Running llama.cpp in Docker on Raspberry Pi

Running llama.cpp in Docker on Raspberry Pi

Running large language models on a Raspberry Pi isn’t just possible—it’s fun. Whether you're a hacker exploring local AI, a developer prototyping LLM workflows, or just curious about how far you can push a Pi, this tutorial is for you.

We’ll show you how to build and run llama.cpp in Docker on an ARM-based Pi to get a full LLM experience in a tiny, reproducible container. No weird dependencies. No system pollution.
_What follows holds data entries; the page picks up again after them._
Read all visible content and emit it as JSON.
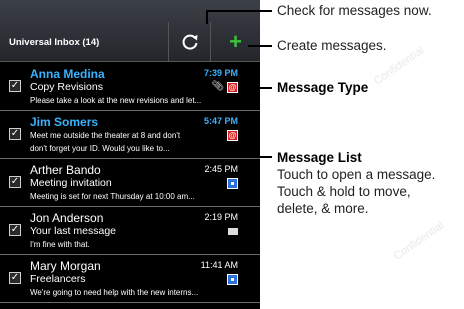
{
  "inbox": {
    "title": "Universal Inbox (14)",
    "refresh_icon": "refresh-icon",
    "add_icon": "plus-icon",
    "accent_color": "#3ab3ff",
    "add_color": "#39c43a"
  },
  "messages": [
    {
      "sender": "Anna Medina",
      "time": "7:39 PM",
      "subject": "Copy Revisions",
      "preview": "Please take a look at the new revisions and let...",
      "unread": true,
      "type_icon": "email-icon",
      "attachment_icon": "paperclip-icon"
    },
    {
      "sender": "Jim Somers",
      "time": "5:47 PM",
      "subject": "Meet me outside the theater at 8 and don't",
      "preview": "don't forget your ID. Would you like to...",
      "unread": true,
      "type_icon": "email-icon"
    },
    {
      "sender": "Arther Bando",
      "time": "2:45 PM",
      "subject": "Meeting invitation",
      "preview": "Meeting is set for next Thursday at 10:00 am...",
      "unread": false,
      "type_icon": "calendar-icon"
    },
    {
      "sender": "Jon Anderson",
      "time": "2:19 PM",
      "subject": "Your last message",
      "preview": "I'm fine with that.",
      "unread": false,
      "type_icon": "sms-icon"
    },
    {
      "sender": "Mary Morgan",
      "time": "11:41 AM",
      "subject": "Freelancers",
      "preview": "We're going to need help with the new interns...",
      "unread": false,
      "type_icon": "calendar-icon"
    }
  ],
  "callouts": {
    "check": "Check for messages now.",
    "create": "Create messages.",
    "type_heading": "Message Type",
    "list_heading": "Message List",
    "list_line1": "Touch to open a message.",
    "list_line2": "Touch & hold to move,",
    "list_line3": "delete, & more."
  },
  "watermark": "Confidential"
}
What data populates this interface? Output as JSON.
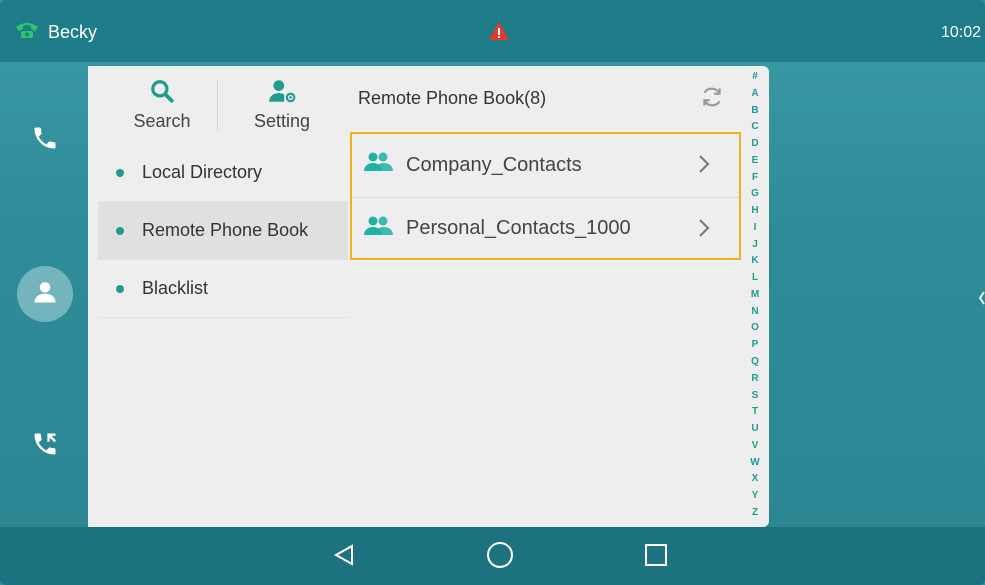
{
  "status_bar": {
    "user": "Becky",
    "time": "10:02"
  },
  "menu": {
    "search_label": "Search",
    "setting_label": "Setting",
    "items": [
      {
        "label": "Local Directory"
      },
      {
        "label": "Remote Phone Book"
      },
      {
        "label": "Blacklist"
      }
    ]
  },
  "content": {
    "title": "Remote Phone Book(8)",
    "groups": [
      {
        "name": "Company_Contacts"
      },
      {
        "name": "Personal_Contacts_1000"
      }
    ]
  },
  "alphabet": [
    "#",
    "A",
    "B",
    "C",
    "D",
    "E",
    "F",
    "G",
    "H",
    "I",
    "J",
    "K",
    "L",
    "M",
    "N",
    "O",
    "P",
    "Q",
    "R",
    "S",
    "T",
    "U",
    "V",
    "W",
    "X",
    "Y",
    "Z"
  ],
  "colors": {
    "accent": "#1f9c8f",
    "highlight": "#f0b21b",
    "background": "#2f8f9c"
  }
}
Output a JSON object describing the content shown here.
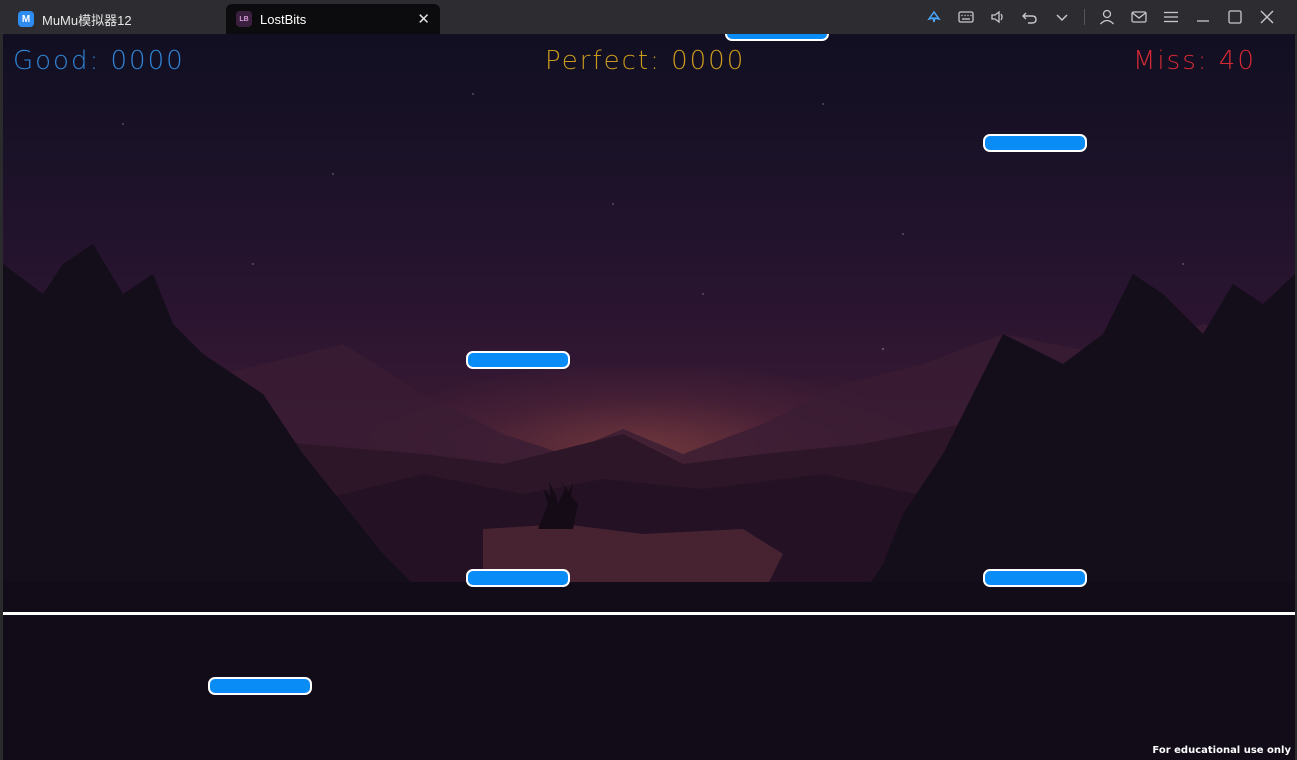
{
  "window": {
    "app_tab_label": "MuMu模拟器12",
    "game_tab_label": "LostBits",
    "close_glyph": "✕"
  },
  "toolbar_icons": [
    "gamepad-icon",
    "keyboard-icon",
    "volume-icon",
    "back-icon",
    "chevron-down-icon",
    "user-icon",
    "mail-icon",
    "menu-icon",
    "minimize-icon",
    "maximize-icon",
    "close-icon"
  ],
  "hud": {
    "good": "Good: 0000",
    "perfect": "Perfect: 0000",
    "miss": "Miss: 40"
  },
  "colors": {
    "good": "#2f86d8",
    "perfect": "#c99a1e",
    "miss": "#d42a35",
    "note": "#0a8cf7"
  },
  "watermark": "For educational use only"
}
Just clean, fast, edge-side inference.

If you are looking for a bare metal installation on the Raspberry Pi. Check this https://rmauro.dev/running-llm-llama-cpp-natively-on-raspberry-pi/

Dockerfile

The following Dockerfile builds llama.cpp from source within an Ubuntu 22.04 base image. It includes all required dependencies and sets the container entrypoint to the compiled CLI binary.

FROM ubuntu:22.04

ENV DEBIAN_FRONTEND=noninteractive

RUN apt update && apt upgrade -y && \
    apt install -y --no-install-recommends \
    ca-certificates git build-essential cmake wget curl \
    libcurl4-openssl-dev && \
    apt clean && rm -rf /var/lib/apt/lists/*

WORKDIR /opt
RUN git clone https://github.com/ggerganov/llama.cpp.git
WORKDIR /opt/llama.cpp

RUN cmake -B build
RUN cmake --build build --config Release -j$(nproc)

WORKDIR /opt/llama.cpp/build/bin
ENTRYPOINT ["./llama-cli"]

Build the Docker Image

Run the following command in the same directory as your Dockerfile to build the image:

docker build -t llama-cpp-pi .

Download a Quantized Model (on Host)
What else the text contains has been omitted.